To celebrate the ten-year anniversary in 1995, the museum held a party featuring traditional Eskimo dancers.[8][9] The museum received $5,000 in a federal grant in 1997 to allow it to improve its preservation of artifacts.[10]

In January 2005, the museum sponsored the Whale in Science and Culture Symposium which featured speakers from the Oregon Coast Aquarium and Oregon State University's former president John V. Byrne among others.[11] Each year the museum hosted a traditional salmon bake as a fundraiser, with 300 pounds of salmon cooked each year.[12] The 28th annual salmon bake was held in 2013, when it was announced that the museum collection would move to the MNCH at the University of Oregon, the official repository for anthropological collections owned by the state of Oregon. Jon Erlandson, director of the MNCH, said that Arctic cultures and environments are rapidly changing and that the Jensen Arctic Collection holds priceless records of those changes that will be used for a variety of research and public education purposes.

Collections

William L. Iggiagruk Hensley visits the Jensen Arctic Museum and poses with an employee.

Focused on the culture of the Inuit and Eskimos of Alaska, the museum housed over 5,000 artifacts[1] in a former home on the campus of Western Oregon University in Monmouth.[3][13] Included among the artifacts are items that demonstrate the natural environment of these native Alaskans. To showcase the environment, the museum had a room dedicated to Arctic wildlife.[13] This life-sized diorama is called the Circumpolar Room and had an automated system that provides a narrative on the animals of the Arctic while lights illuminate busts of these animals.[14] Animals on display included musk ox, wolves, Arctic fox, a polar bear, brown bears, a snowy owl, and caribou.[3][13]

An extraordinary feature of the Jensen collection is a 27-foot-long (8.2 m) umiak, an Inuit boat with a frame constructed of driftwood and covered with walrus skins.[3][6] This boat was given to Jensen by those inhabiting St.
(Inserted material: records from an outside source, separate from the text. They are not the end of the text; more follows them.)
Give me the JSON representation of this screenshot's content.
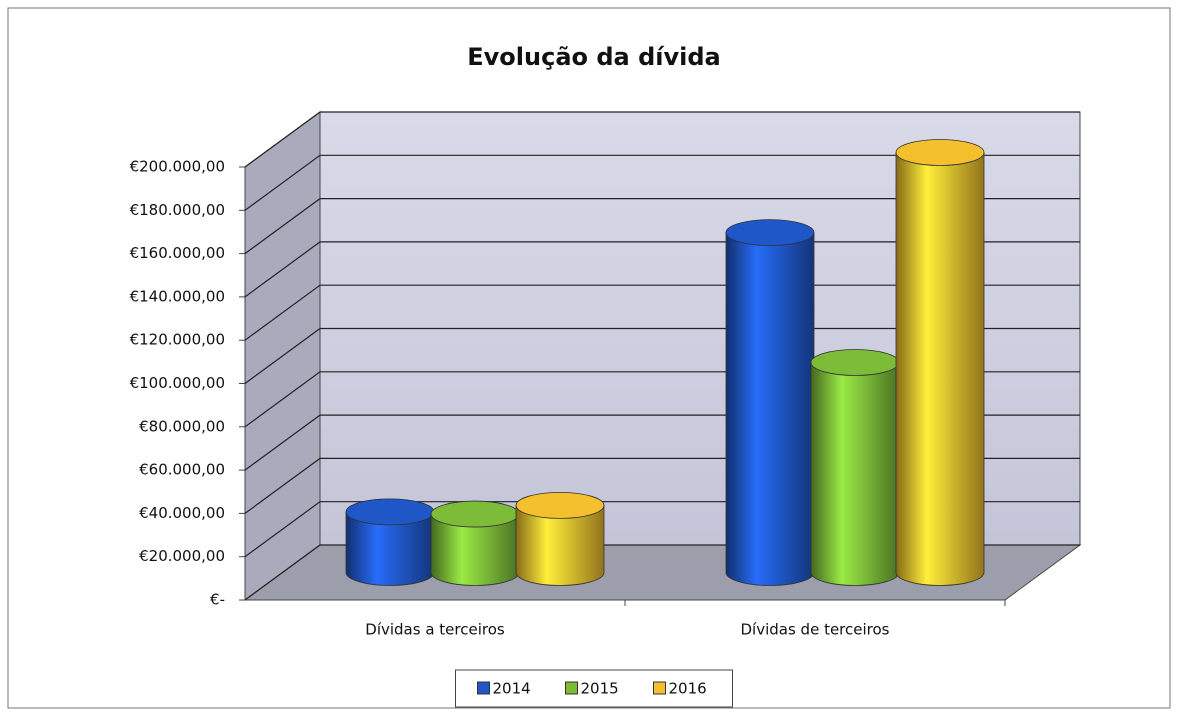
{
  "chart_data": {
    "type": "bar3d",
    "title": "Evolução da dívida",
    "categories": [
      "Dívidas a terceiros",
      "Dívidas de terceiros"
    ],
    "series": [
      {
        "name": "2014",
        "color": "#1f56c8",
        "values": [
          28000,
          157000
        ]
      },
      {
        "name": "2015",
        "color": "#7cbc38",
        "values": [
          27000,
          97000
        ]
      },
      {
        "name": "2016",
        "color": "#f4c02e",
        "values": [
          31000,
          194000
        ]
      }
    ],
    "ylim": [
      0,
      200000
    ],
    "yticks": [
      {
        "value": 0,
        "label": "€-"
      },
      {
        "value": 20000,
        "label": "€20.000,00"
      },
      {
        "value": 40000,
        "label": "€40.000,00"
      },
      {
        "value": 60000,
        "label": "€60.000,00"
      },
      {
        "value": 80000,
        "label": "€80.000,00"
      },
      {
        "value": 100000,
        "label": "€100.000,00"
      },
      {
        "value": 120000,
        "label": "€120.000,00"
      },
      {
        "value": 140000,
        "label": "€140.000,00"
      },
      {
        "value": 160000,
        "label": "€160.000,00"
      },
      {
        "value": 180000,
        "label": "€180.000,00"
      },
      {
        "value": 200000,
        "label": "€200.000,00"
      }
    ],
    "grid": true,
    "legend": "bottom"
  }
}
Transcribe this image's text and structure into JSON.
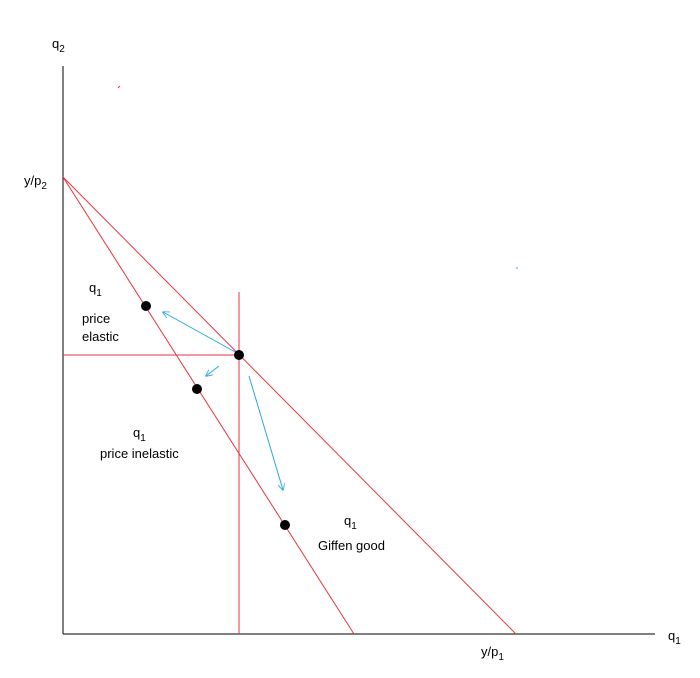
{
  "axes": {
    "y_label": "q",
    "y_sub": "2",
    "x_label": "q",
    "x_sub": "1"
  },
  "intercepts": {
    "y": "y/p",
    "y_sub": "2",
    "x": "y/p",
    "x_sub": "1"
  },
  "regions": {
    "elastic": {
      "var": "q",
      "var_sub": "1",
      "line1": "price",
      "line2": "elastic"
    },
    "inelastic": {
      "var": "q",
      "var_sub": "1",
      "line1": "price inelastic"
    },
    "giffen": {
      "var": "q",
      "var_sub": "1",
      "line1": "Giffen good"
    }
  },
  "colors": {
    "axis": "#000000",
    "budget_line": "#e8343a",
    "arrow": "#29a8e0",
    "point": "#000000"
  }
}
Lawrence Island in the Bering Sea, and he used the boat to circle the island during a native hunt.[3][6] Other large items include a traditional Inuit home constructed of stones, hides, whalebone, and driftwood as well as an 11-foot (3.4 m) long sled and a sod house.[6][14]

The museum included displays that demonstrate the daily lives of the Inuit and Eskimos, primarily the Inupiaq and Yupik Eskimos.[3][4] These included exhibits on the clothing and artwork. Artifacts include ivory carvings, parkas,[3] jackets made of seal, wolf, and bear skins,[6] a yo-yo-type children's toy, and an anchor made from a whalebone.[13] Other items in the collection include ropes, ivory from mammoth and mastodon tusks, animal bones,[15] ceremonial masks carved from wood or bone, wooden dolls, mukluks, combs carved from ivory, knives, and harpoon heads among others.[14] There is also a dog sled, kayak, snowshoes, baskets, and toys along with artwork. Artwork consists of drawings on sealskins using ink, with some pieces dating to the 1930s.